“Podunk” attracts the visitor with a sign of a Parisian style table on its outside wall. The door opens heavily, although a welcoming italic “Open” is written on it. Inside “Podunk”, a lamp shines on a wooden desk next to the door and a paper sign states: “Staff only”.

Two elderly women sit at one of two white garden desks, one of them on a bench, the other on a chair. They chat slowly and quietly. One woman wears a huntsman’s hat, decorated with a bright blue feather. Her skirt has a print like dotted paint. The other one is dressed in dark colors, has grey and short hair, and a lower voice than her friend.

Going deeper inside, a young woman stands up and welcomes me. She wears a green cap and a 80s sport jacket. On her table she has a tablet with a teapot and a cup. All of these items are green.
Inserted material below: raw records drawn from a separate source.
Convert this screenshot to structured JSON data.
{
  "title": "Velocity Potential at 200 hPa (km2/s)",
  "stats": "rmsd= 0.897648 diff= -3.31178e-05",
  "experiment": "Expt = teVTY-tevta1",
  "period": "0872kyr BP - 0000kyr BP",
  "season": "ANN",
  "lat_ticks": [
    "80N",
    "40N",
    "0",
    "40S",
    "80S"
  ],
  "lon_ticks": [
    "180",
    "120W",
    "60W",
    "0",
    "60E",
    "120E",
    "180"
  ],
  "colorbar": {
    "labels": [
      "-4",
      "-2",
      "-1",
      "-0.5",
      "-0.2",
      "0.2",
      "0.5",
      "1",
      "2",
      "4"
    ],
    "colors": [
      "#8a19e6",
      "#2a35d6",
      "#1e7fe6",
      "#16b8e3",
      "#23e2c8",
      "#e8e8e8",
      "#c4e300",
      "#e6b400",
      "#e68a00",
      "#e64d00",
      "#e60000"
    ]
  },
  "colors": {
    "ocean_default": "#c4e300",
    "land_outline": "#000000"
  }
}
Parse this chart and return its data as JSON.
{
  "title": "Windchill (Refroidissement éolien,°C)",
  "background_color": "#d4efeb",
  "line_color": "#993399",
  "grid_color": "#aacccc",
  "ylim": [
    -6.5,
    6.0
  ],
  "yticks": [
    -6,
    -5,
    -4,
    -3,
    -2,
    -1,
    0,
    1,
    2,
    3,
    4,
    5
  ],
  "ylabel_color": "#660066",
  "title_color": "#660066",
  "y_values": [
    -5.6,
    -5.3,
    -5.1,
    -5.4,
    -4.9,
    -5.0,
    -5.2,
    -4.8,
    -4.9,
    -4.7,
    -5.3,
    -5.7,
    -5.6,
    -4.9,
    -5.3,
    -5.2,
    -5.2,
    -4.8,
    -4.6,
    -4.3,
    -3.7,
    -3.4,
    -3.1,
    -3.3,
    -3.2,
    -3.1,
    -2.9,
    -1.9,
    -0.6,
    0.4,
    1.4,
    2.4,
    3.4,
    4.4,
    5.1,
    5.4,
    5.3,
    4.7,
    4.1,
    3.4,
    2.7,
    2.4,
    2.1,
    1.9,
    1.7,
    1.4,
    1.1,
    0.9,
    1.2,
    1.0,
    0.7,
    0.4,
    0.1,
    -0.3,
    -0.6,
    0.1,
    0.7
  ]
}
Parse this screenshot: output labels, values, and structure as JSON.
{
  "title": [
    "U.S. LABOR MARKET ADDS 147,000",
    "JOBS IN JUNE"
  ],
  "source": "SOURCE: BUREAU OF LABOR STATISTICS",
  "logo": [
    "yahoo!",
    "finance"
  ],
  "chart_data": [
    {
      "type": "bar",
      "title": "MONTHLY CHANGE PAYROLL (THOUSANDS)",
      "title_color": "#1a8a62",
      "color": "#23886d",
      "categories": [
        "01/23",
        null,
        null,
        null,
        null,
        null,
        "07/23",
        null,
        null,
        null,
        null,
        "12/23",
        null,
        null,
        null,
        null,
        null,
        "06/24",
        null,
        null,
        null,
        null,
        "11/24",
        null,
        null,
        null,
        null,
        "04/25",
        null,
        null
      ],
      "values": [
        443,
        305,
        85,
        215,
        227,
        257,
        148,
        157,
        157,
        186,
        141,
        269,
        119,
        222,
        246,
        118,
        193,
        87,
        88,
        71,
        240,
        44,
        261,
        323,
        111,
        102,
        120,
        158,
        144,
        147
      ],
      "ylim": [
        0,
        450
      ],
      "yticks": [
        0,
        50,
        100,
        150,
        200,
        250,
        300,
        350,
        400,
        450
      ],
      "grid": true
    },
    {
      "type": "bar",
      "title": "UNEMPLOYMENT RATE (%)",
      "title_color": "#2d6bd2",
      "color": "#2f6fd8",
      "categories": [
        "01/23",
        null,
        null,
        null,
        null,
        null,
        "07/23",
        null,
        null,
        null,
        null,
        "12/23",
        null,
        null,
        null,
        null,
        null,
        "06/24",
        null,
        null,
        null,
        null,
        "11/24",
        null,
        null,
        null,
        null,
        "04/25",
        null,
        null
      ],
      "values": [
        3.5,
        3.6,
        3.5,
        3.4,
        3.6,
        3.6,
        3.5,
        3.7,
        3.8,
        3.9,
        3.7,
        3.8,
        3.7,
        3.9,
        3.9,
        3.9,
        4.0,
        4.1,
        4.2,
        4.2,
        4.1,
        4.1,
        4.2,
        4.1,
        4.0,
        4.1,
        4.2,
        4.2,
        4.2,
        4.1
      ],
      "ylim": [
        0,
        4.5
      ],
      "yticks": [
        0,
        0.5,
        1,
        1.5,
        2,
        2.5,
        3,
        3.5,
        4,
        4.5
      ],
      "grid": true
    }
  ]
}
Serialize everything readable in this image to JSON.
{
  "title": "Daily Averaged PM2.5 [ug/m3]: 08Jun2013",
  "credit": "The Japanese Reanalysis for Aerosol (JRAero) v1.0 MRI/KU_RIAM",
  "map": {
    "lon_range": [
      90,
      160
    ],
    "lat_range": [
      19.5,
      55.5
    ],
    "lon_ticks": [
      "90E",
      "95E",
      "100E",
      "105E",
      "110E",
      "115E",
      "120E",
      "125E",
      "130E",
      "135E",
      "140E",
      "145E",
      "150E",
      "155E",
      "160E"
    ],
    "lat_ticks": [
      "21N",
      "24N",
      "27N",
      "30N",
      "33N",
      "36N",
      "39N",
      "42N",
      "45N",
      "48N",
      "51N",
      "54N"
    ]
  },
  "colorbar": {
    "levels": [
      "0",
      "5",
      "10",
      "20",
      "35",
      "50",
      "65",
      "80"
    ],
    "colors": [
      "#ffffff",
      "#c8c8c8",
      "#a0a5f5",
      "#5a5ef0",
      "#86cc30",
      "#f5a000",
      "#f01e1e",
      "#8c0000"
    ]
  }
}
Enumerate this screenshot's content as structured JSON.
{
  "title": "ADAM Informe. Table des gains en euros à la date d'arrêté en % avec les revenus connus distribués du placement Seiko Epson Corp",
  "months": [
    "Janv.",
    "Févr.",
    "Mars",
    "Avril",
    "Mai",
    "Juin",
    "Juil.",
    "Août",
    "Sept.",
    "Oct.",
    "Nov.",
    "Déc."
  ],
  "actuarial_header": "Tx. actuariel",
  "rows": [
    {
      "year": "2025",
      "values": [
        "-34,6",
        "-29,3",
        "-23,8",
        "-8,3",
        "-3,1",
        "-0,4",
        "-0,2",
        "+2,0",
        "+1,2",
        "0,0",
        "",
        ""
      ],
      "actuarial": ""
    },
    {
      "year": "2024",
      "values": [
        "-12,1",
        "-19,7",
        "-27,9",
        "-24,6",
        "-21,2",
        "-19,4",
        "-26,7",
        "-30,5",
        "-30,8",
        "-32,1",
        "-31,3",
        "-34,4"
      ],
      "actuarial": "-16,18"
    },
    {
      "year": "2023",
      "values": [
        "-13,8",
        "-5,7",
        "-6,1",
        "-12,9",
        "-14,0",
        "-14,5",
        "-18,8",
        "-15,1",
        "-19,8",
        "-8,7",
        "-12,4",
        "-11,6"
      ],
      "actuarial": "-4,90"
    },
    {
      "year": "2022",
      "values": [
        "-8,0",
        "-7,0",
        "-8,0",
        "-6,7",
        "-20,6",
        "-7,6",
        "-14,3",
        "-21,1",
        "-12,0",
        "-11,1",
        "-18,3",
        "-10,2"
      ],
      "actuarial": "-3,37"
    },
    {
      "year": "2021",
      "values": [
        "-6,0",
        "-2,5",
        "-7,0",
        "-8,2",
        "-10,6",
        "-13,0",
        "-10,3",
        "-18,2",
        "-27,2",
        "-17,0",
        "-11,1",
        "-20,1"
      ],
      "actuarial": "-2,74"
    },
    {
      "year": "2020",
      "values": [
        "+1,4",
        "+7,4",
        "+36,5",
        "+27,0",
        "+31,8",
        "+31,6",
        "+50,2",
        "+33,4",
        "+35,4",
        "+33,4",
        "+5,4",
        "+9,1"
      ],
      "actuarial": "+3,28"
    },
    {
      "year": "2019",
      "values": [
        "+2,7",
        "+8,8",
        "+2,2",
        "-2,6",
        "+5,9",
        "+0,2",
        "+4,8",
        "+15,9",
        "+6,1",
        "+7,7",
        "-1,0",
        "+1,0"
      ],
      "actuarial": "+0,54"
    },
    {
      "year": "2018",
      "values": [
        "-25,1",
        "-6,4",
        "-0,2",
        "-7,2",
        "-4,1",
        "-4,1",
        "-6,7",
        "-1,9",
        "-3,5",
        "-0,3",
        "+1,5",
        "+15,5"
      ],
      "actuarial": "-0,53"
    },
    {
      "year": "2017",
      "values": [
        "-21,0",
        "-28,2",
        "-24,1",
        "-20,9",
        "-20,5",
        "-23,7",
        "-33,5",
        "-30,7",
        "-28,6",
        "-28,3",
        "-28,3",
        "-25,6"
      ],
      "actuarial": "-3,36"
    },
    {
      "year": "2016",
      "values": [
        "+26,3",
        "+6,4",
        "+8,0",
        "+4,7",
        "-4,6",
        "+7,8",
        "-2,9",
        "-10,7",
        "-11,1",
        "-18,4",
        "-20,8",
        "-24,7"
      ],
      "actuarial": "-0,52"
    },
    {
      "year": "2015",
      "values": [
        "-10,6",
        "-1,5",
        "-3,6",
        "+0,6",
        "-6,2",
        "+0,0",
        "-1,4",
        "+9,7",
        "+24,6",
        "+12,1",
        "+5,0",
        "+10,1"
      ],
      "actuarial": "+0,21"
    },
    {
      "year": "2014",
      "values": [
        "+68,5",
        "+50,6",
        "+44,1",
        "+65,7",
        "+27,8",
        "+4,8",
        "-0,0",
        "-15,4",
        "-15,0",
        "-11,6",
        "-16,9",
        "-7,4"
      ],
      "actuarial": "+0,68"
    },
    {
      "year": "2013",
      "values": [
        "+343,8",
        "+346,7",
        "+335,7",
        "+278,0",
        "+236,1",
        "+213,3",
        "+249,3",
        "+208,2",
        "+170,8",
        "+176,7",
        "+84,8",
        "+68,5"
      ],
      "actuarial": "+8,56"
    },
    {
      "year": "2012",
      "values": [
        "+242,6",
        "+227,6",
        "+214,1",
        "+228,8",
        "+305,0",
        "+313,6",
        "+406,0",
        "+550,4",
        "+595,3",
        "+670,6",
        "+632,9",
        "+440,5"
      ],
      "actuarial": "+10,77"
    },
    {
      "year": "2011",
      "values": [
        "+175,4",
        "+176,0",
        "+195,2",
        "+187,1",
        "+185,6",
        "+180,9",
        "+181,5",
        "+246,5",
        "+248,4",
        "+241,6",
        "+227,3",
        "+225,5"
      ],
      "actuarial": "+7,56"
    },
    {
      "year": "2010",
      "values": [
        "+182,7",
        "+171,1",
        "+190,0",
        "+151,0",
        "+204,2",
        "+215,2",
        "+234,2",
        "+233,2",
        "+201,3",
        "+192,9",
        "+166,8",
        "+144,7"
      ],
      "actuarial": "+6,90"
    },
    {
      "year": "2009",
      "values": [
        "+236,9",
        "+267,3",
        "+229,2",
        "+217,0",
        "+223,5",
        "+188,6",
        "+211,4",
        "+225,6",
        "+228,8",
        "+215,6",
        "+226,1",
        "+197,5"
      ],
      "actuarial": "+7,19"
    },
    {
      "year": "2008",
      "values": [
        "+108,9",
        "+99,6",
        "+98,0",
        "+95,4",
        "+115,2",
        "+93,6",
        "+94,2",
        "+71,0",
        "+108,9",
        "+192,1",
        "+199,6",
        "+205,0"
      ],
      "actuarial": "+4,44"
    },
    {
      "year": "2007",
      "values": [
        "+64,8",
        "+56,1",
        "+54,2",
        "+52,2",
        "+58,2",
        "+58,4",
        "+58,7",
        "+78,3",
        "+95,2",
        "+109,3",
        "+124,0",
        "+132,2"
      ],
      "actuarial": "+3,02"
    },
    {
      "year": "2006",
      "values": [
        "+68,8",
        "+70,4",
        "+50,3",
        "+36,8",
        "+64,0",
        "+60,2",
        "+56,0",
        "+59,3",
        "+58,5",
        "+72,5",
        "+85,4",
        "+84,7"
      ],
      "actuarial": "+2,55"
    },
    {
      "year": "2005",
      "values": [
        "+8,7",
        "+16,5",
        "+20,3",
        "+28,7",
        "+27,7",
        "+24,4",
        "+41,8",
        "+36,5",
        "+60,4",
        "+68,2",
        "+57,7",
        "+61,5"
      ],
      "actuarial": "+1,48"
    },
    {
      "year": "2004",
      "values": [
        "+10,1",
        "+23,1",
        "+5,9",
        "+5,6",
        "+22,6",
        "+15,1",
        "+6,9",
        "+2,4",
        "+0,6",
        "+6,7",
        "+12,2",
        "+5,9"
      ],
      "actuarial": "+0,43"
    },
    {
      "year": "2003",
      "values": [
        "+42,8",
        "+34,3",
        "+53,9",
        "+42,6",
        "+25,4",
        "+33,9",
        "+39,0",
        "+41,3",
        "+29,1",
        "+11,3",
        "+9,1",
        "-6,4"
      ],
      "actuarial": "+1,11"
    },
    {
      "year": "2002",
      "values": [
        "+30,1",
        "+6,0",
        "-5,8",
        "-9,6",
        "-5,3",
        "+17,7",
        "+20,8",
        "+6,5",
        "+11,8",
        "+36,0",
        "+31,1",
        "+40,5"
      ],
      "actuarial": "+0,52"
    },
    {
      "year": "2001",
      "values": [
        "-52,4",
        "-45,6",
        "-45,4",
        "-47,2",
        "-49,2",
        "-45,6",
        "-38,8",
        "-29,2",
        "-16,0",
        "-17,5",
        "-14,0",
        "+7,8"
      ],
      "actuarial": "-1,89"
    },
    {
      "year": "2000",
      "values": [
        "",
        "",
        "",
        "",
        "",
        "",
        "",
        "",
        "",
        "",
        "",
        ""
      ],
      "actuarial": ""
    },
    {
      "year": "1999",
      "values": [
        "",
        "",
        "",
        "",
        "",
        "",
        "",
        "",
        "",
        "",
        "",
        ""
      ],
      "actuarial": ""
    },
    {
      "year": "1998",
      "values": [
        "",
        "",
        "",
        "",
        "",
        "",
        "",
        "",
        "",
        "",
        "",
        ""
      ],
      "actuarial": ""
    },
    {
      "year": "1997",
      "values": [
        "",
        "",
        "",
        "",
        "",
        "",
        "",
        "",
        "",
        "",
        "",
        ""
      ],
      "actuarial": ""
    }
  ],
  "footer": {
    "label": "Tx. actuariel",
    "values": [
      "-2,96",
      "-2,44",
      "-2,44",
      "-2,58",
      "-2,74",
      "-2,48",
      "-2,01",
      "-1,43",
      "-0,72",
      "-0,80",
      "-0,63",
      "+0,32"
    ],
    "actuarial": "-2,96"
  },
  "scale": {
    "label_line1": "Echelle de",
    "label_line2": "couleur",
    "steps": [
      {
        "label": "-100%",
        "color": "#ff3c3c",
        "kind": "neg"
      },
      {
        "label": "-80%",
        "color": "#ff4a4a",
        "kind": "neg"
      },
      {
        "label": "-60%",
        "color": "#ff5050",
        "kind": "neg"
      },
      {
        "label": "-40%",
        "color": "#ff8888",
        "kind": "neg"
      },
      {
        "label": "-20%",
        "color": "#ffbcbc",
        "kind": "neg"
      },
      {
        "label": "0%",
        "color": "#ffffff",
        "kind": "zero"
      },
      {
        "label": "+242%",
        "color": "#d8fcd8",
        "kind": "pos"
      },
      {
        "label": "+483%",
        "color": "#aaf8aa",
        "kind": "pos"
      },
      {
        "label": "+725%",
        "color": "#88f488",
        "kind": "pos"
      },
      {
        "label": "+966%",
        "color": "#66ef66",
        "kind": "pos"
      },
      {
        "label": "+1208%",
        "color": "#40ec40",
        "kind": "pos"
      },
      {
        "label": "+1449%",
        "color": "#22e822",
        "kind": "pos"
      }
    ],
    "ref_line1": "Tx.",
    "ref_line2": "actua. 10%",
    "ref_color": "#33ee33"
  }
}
The woman lifts herself from the table and calls for the waitress, who is presumably a relative. The waitress hurries to come from the back kitchenette. It is easy to imagine her as a countryside-landlord serving beer, pretzels, and pork, but pink framed glasses in her face disturb that picture slightly. I am standing at her service desk, which is a huge dining table.

Thereon, a three-stock-vitrine presents so many teapots, that some are lined up on top. And I ask the waitress, “Do you have coffee?” She replies, “No, this is a teahouse, but wouldn’t you like a tea instead? They are really good,” and smiles so warm-heartedly, that I couldn’t run out of her teahouse. I skim the menu, which offers about twenty tastes, and decide upon a Ginger Lemon Tea, iced please. That drink will cost me $8. An incredible price, as I am not very thirsty. This teahouse visit and this iced tea are just a task on writing colorfully. My professor issued the task 20 minutes ago in our Reporting Downtown Class, to be started immediately in the Journalism Department’s neighborhood.

I sit down on a garden desk ensemble, and the young woman replaces herself opposite at her table. Piano music is playing from a record player, placed in a suitcase. Two bookshelves stand aside my bench. The clock in “Podunk” runs five minutes ahead. The teahouse should be called a tearoom, as it is just flat-size. A cadastral map of Cooper Square, a wide format painting of four sheep, and nine canvases with newspaper shavings are shown on the wall.

The waitress serves a glass for pickling, but neither cucumbers, beans, nor peas are served. She puts the iced tea on the table. That massive drink weighs almost a kilogram. Ginger slices, grapes, and ice swim inside, a spoon and a straw stretch outside. It tastes mild, spicy just in the outflow.

“Podunk’s” door opens and a woman, presumably in her 60s, comes in. The waitress hastens from the back and asks, “Is this Lorry?” She welcomes Lorry, and the ladies talk about Pope Francis in town, Obama in town and the storm forecasts – for them, definitely too much at once. They sit down apart, and I wish I could note down more on Lorry’s visit in my notebook while I coping with my massive iced tea and the clock, which reminds me steadily on the task’s time limit of 45 minutes outside the class room, and which fosters the hurry by running five minutes apart. I drink as fast as I can, leave the grapes inside the pickling glass, and don’t wait for the check to be brought but instead pay cash at the service desk. Leaving “Podunk”, the door opens heavy as it did initially but now Lorry sits at the “Staff only” table.

This story is part of my Reporting Downtown Class of September 30th. I received feedback and rewrote the story. Some (German) readers might find a definition of “Podunk” helpful. “Podunk” is a name for a hypothetical insignificant town. In German, we call such places Hintertupfingen.